Eis a síntese, nesses dois momentos, da problemática moral que Trier busca trazer à baila através de sua personagem: uma visão niilista da existência em confronto com uma dinâmica de convivência em sociedade, ou seja, como encarar moralmente os efeitos que tal visão filosófica provoca sobre o outro (algo escancarado na sequência com a personagem de Uma Thurman). Nesse sentido, a compulsão desenfreada por sexo seria a encarnação trágica dessa problemática: Joe satisfaz sua compulsão quase que mecanicamente, e não vê nenhum sentido na vida para além disso, contudo, se sente culpada por afetar tão profundamente a vida de outros.  A questão é que o abismo trágico insinuado por Trier esbarra em uma espécie de negociação cínica em torno da própria problemática moral que visa colocar.

Desde o início, o encontro entre Joe e Seligman possui uma estrutura quase fabular: dois estranhos, quase que opostos, se encontram e ao contar sua história Joe se utiliza de metáforas, que surgem a partir de vários objetos, os quais encontram no quarto de Seligman. Inunda-se a tela com diversas imagens ilustrativas de tais metáforas – como o tal leão já citado e as diversas imagens de pesca no início. Há uma dimensão evidentemente humorística e um tom de comentador na narrativa de Trier. Suas imagens passam então a ilustrar esse abismo que se anuncia a partir da problemática moral sugerida, mas ao mesmo tempo não oferecem perigo algum, uma vez que se navega em águas calmas, tranquilizadas a partir do cinismo que comenta e alivia, do cinismo publicitário, hiperconsciente e controlador, que anuncia a tragédia mas recua um passo antes, para poder refestelar-se com a funcionalidade de seu anúncio – a face marqueteira de Trier se impondo como nunca.

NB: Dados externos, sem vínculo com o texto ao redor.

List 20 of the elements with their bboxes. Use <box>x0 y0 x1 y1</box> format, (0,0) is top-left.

Seja na sequência em que Joe se encontra com o pai moribundo – e na qual vai se atacar justamente o único vínculo afetivo verdadeiro até então estabelecido por ela – seja na sequência final, em que Joe faz um paralelo entre sua vida sexual e a polifonia na música de Bach – e sua respectiva imagem final, a que fecha essa primeira parte, na qual Joe vislumbra uma impotência de vida fora de sua compulsão mecânica – o que se observa é o cinismo comentando e se dobrando sobre a própria imagem. Trier nunca se aviltou em se colocar na posição de franco manipulador (o processo hipnótico como dado fundamental em seus primeiros filmes e a revisão do melodrama e do musical em Dançando no escuro são exemplos claros). Contudo, sua manipulação em Ninfomaníaca parece vir no sentido de comentar sua própria “audácia” em tratar de temas polêmicos; suas imagens surgem quase como ícones de um filme que vislumbra seu valor ao supostamente colocar questões morais, mas que no fundo se compraz com o reconhecimento de tal intenção, através do cinismo que comenta e se derrama sobre as imagens.

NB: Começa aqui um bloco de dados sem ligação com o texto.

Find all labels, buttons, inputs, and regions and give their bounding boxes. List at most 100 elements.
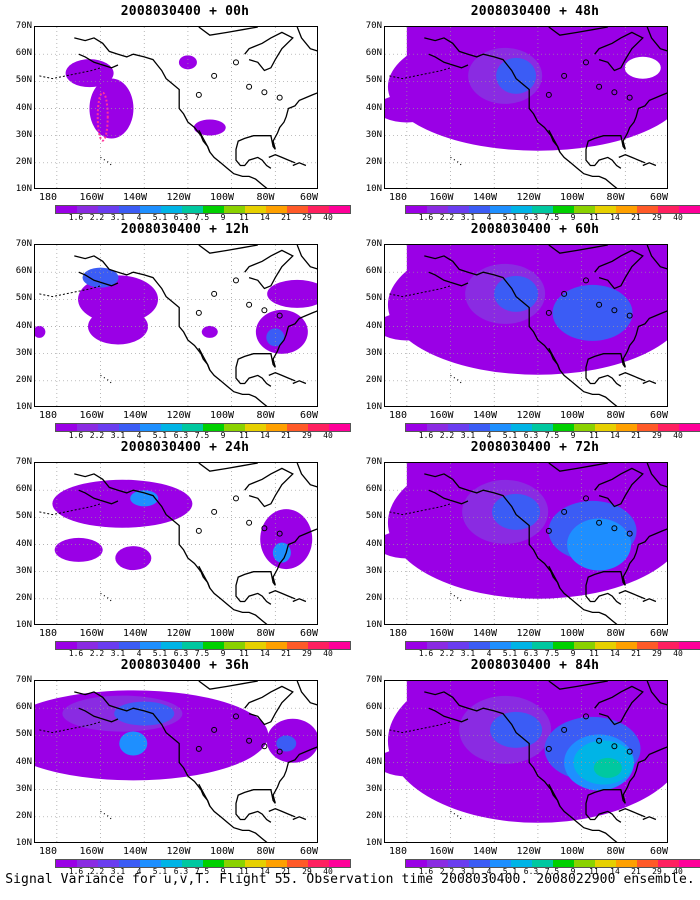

Ninfomaníaca não é um filme pornográfico chancelado artisticamente, mas quase uma peça publicitária confundida com cinema por, supostamente, nos defrontar com algumas questões morais, prontamente esquecidas e esmaecidas em prol de uma conciliação cínica. E isso parece estar cada vez mais em sintonia com a agenda conservadora do dito “circuito de arte” dos cinemas, uma vez que enquanto Ninfomaníaca trilha sua carreira, um filme que verdadeiramente coloca questões morais, sem qualquer conciliação cínica, como A garota de lugar nenhum, de Jean-Claude Brisseau, não é sequer lançado.